First of all, let’s make sure we all understand what insulin is and why it is a crucial part of what keeps you healthy and alive. Without any, you will die. Without enough, you will get very sick and eventually die.
Insulin is a peptide hormone produced by the beta cells of the pancreas. It’s secreted when the “GLUT2 transporter” detects a change in the “serum glucose level.”
In other words, as your blood sugar starts to rise, your pancreas secretes more insulin to ensure that your blood sugar doesn’t get too high. The insulin takes the glucose in your bloodstream and carries it to cells throughout your entire body that uses it for energy.
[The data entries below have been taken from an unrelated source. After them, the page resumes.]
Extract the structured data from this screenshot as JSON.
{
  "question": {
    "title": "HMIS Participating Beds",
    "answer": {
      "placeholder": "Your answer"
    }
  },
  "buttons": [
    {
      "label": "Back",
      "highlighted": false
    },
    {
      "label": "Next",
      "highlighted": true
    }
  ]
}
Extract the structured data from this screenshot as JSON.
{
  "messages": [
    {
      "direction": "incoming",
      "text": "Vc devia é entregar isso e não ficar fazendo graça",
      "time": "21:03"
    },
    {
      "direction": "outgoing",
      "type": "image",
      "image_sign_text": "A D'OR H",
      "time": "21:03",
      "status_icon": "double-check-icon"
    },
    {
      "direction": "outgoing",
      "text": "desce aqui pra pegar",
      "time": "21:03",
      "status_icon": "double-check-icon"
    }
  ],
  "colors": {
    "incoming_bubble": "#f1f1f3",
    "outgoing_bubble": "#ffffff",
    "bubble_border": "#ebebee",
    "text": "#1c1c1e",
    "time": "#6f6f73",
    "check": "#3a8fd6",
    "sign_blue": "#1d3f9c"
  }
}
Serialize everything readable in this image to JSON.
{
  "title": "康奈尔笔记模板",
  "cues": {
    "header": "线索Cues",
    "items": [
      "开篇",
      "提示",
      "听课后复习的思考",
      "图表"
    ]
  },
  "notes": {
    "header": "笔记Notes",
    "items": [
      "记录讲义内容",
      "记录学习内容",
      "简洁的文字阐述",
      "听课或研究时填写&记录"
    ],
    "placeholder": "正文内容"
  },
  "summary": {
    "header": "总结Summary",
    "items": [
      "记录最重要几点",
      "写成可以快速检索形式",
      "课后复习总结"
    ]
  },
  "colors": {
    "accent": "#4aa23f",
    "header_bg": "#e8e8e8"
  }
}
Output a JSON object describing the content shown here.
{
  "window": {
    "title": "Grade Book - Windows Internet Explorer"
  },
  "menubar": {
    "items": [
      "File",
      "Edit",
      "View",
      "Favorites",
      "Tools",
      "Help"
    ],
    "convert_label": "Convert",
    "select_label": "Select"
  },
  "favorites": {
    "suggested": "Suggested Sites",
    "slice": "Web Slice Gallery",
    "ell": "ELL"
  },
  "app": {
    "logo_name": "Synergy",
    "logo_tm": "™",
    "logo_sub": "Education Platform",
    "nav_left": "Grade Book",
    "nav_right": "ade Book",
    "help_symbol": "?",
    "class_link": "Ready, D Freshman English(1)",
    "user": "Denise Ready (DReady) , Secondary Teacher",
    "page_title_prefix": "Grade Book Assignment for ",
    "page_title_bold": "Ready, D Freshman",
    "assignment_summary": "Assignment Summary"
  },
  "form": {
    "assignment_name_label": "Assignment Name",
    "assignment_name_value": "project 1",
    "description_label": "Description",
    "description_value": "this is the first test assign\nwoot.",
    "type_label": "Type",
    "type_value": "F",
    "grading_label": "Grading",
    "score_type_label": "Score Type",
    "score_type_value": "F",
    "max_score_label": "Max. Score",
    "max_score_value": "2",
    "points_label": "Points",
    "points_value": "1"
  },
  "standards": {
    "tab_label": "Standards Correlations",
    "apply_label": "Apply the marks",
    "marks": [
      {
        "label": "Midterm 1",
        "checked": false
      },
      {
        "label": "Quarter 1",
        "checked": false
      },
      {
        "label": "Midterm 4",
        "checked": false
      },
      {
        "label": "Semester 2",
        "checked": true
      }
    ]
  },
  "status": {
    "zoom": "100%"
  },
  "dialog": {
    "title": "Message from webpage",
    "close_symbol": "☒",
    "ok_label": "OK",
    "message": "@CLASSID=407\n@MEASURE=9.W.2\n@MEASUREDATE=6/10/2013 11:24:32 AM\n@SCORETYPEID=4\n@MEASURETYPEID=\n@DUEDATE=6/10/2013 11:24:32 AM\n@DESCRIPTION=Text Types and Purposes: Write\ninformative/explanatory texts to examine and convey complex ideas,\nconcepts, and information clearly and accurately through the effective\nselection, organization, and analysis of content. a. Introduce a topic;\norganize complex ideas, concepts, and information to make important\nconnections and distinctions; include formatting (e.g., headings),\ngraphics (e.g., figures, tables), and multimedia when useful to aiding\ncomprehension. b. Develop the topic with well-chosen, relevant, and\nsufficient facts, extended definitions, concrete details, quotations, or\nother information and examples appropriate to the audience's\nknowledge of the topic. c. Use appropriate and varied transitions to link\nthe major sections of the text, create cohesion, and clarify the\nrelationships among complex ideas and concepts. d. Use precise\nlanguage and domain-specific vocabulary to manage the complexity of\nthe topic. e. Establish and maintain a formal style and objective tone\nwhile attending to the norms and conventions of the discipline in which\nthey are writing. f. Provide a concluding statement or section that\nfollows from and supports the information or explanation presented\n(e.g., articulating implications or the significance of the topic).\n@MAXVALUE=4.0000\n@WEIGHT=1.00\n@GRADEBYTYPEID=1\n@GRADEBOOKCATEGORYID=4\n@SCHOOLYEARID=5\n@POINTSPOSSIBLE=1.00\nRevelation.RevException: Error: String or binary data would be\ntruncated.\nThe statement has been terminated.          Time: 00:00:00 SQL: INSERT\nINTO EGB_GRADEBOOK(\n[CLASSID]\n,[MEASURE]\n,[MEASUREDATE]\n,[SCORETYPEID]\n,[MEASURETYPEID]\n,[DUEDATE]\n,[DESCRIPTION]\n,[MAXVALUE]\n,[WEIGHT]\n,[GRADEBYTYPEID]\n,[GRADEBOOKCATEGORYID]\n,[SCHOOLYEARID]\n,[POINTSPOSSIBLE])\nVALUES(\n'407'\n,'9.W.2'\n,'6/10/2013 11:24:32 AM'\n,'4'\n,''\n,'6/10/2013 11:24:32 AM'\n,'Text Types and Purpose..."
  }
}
Your pancreas also secretes a steady drip of insulin 24 hours a day to meet your “background” insulin needs. Your body needs insulin every hour of every day in order to maintain normal blood sugar levels and function properly.
Even your brain relies on a second-by-second delivery of glucose in order to function — without insulin, your brain cannot make use of the glucose sitting in your bloodstream.
Even if you eat zero sugar or zero grams of carbohydrates, your body still needs insulin to survive.
In people with type 1 diabetes
In a person with type 1 diabetes, your immune system begins attacking and destroying most or all of your beta cells. Every day, your body is trying to produce insulin via the beta cells from your pancreas. And every day, your immune system continues to destroy them.
When a person develops type 1 diabetes, they generally become very sick very quickly — over the course of a few weeks or months — as blood sugar levels rise to life-threatening levels.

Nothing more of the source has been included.